Supreme Court’s Gitmo Decision Could Undermine NSA Wiretapping, Other …

Supreme Court’s Gitmo Decision Could Undermine NSA Wiretapping, Other Anti-Terror Programs: ‘This is an Extremely Damaging Decision for Presidential Power’ Says Former Administration Lawyer

NEW YORK, July 9 LAWFUEL – Press Release Service — A group of State Department lawyers
warned in 2002 that the Bush administration was inviting an enormous
backlash, both from U.S. Courts and foreign allies, by denying terror
suspects rights commonly given under U.S. law or the Geneva Conventions,
report Investigative Correspondent Michael Isikoff and Contributing Editor
Stuart Taylor, Jr. in the July 17 issue of Newsweek (on newsstands Monday,
July 10). “Even those terrorists captured in Afghanistan … are entitled
to the fundamental humane treatment standards of … the Geneva
Conventions,” William Howard Taft IV, the State Department legal counselor
wrote in a January 23, 2002 memo obtained by Newsweek. In particular, Taft
argued, the United States has always followed one provision of the Geneva
Conventions-known as Common Article 3- which “provides the minimal
standards” of treatment that even “terrorists captured in Afghanistan”
deserve.
(Photo: http://www.newscom.com/cgi-bin/prnh/20060709/NYSU003 )

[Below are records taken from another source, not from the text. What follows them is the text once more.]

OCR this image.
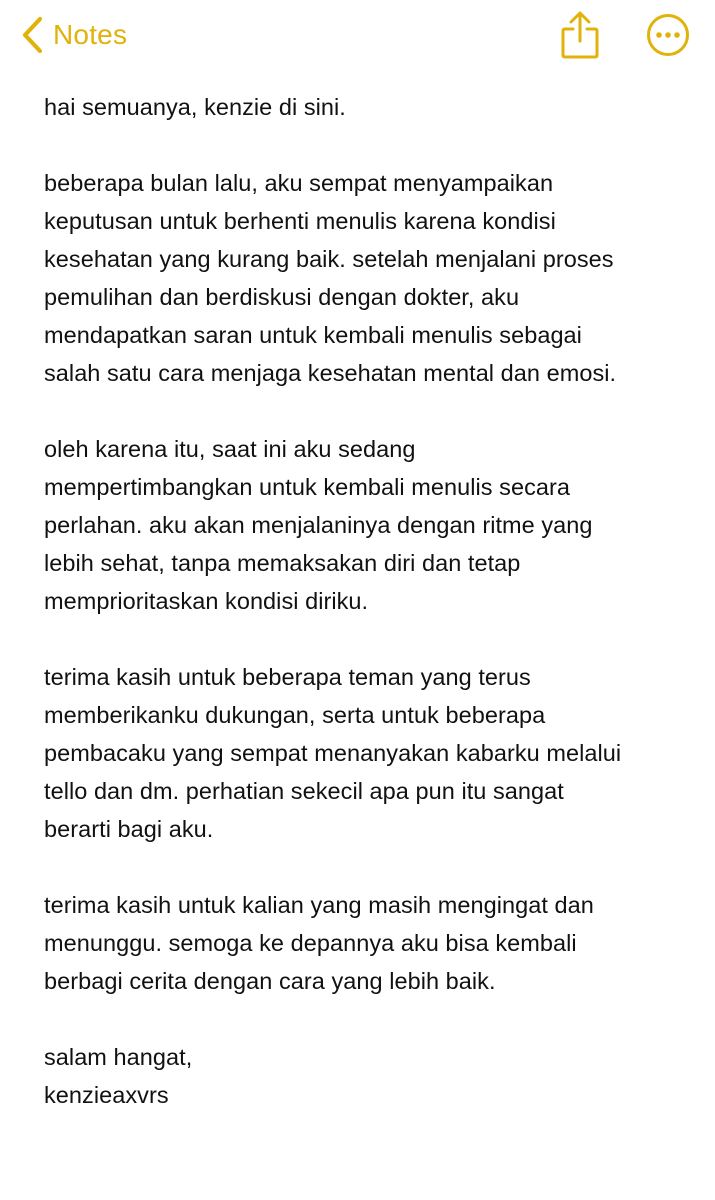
Notes

hai semuanya, kenzie di sini.

beberapa bulan lalu, aku sempat menyampaikan
keputusan untuk berhenti menulis karena kondisi
kesehatan yang kurang baik. setelah menjalani proses
pemulihan dan berdiskusi dengan dokter, aku
mendapatkan saran untuk kembali menulis sebagai
salah satu cara menjaga kesehatan mental dan emosi.

oleh karena itu, saat ini aku sedang
mempertimbangkan untuk kembali menulis secara
perlahan. aku akan menjalaninya dengan ritme yang
lebih sehat, tanpa memaksakan diri dan tetap
memprioritaskan kondisi diriku.

terima kasih untuk beberapa teman yang terus
memberikanku dukungan, serta untuk beberapa
pembacaku yang sempat menanyakan kabarku melalui
tello dan dm. perhatian sekecil apa pun itu sangat
berarti bagi aku.

terima kasih untuk kalian yang masih mengingat dan
menunggu. semoga ke depannya aku bisa kembali
berbagi cerita dengan cara yang lebih baik.

salam hangat,
kenzieaxvrs
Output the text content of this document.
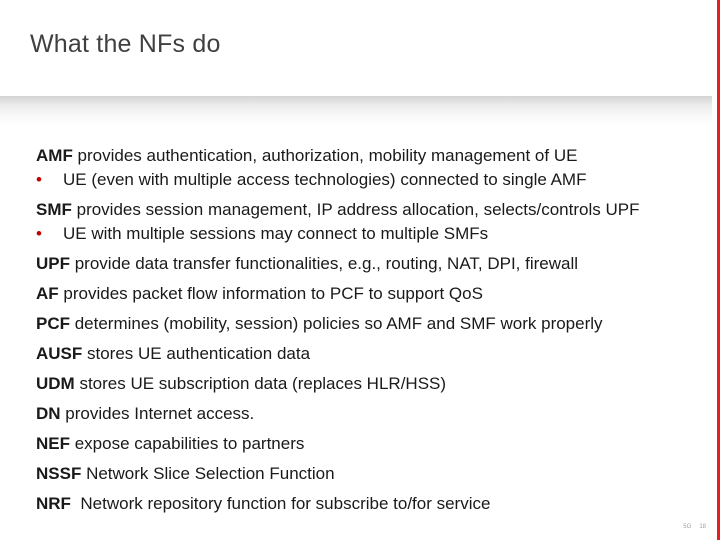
What the NFs do
AMF provides authentication, authorization, mobility management of UE
• UE (even with multiple access technologies) connected to single AMF
SMF provides session management, IP address allocation, selects/controls UPF
• UE with multiple sessions may connect to multiple SMFs
UPF provide data transfer functionalities, e.g., routing, NAT, DPI, firewall
AF provides packet flow information to PCF to support QoS
PCF determines (mobility, session) policies so AMF and SMF work properly
AUSF stores UE authentication data
UDM stores UE subscription data (replaces HLR/HSS)
DN provides Internet access.
NEF expose capabilities to partners
NSSF Network Slice Selection Function
NRF  Network repository function for subscribe to/for service
5G 18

Taft was one member of a “working group” assembled after 9/11 to figure
out what rights captured foreign fighters and terror suspects were entitled
to while in U.S. custody. According to a young lawyer also in the group,
David Bowker, they were instructed by White House hard-liners, led by Vice
President Cheney and his lawyer David Addington, to create and legally
justify a system for prisoners where few legal restraints would apply. The
day the orders came down, Bowker recalls, a colleague explained to him that
they were supposed to “find the legal equivalent of outer space”-a
“lawless” universe.
Cheney’s men may come to wish they’d listened a little more closely to
the warnings, report Isikoff and Taylor. In its ruling in the case of Ahmed
Hamdan, the Guantanamo detainee who once served as Osama bin Laden’s
driver, the Supreme Court harshly criticized the administration’s treatment
of prisoners and came down squarely on the side of the dissenters. The
majority opinion, written by Justice John Paul Stevens, concluded that the
administration’s military commissions, with their limited protections for
the rights of the accused, specifically violated the basic provisions of
Common Article 3 of the Geneva Conventions-precisely the same argument that
Taft, Bowker and other State Department lawyers had tried to make four
years ago.
Now some legal scholars and current and former administration officials
believe the case could undermine other anti-terror programs that the
president has justified by invoking Congress’s post-9/11
resolution-including the secret foreign detention centers and the NSA
wiretapping program. “This is an extremely damaging decision for
presidential power,” says a former senior administration lawyer. “And it
was largely a self-inflicted wound.”
Another possible side effect is that other countries, emboldened by the
ruling, could use the case to justify efforts to bring war crimes charges
against CIA officers, U.S. service members and traveling government
officials who had a hand in authorizing or carrying out harsh treatment of
prisoners. “This has opened up a can of worms,” says Sen. Lindsay Graham, a
South Carolina Republican. “You could have a situation if we don’t bring
some restraint where anybody who has done anything to an Al Qaeda suspect
that’s harsh could be prosecuted.” Bowker says he and other State
Department lawyers specifically warned about just such a scenario during
the early debates. “The implications of this — for potentially being
arrested and tried in other countries — is certainly a little scary,” says
Ted Olson, the former Solicitor General.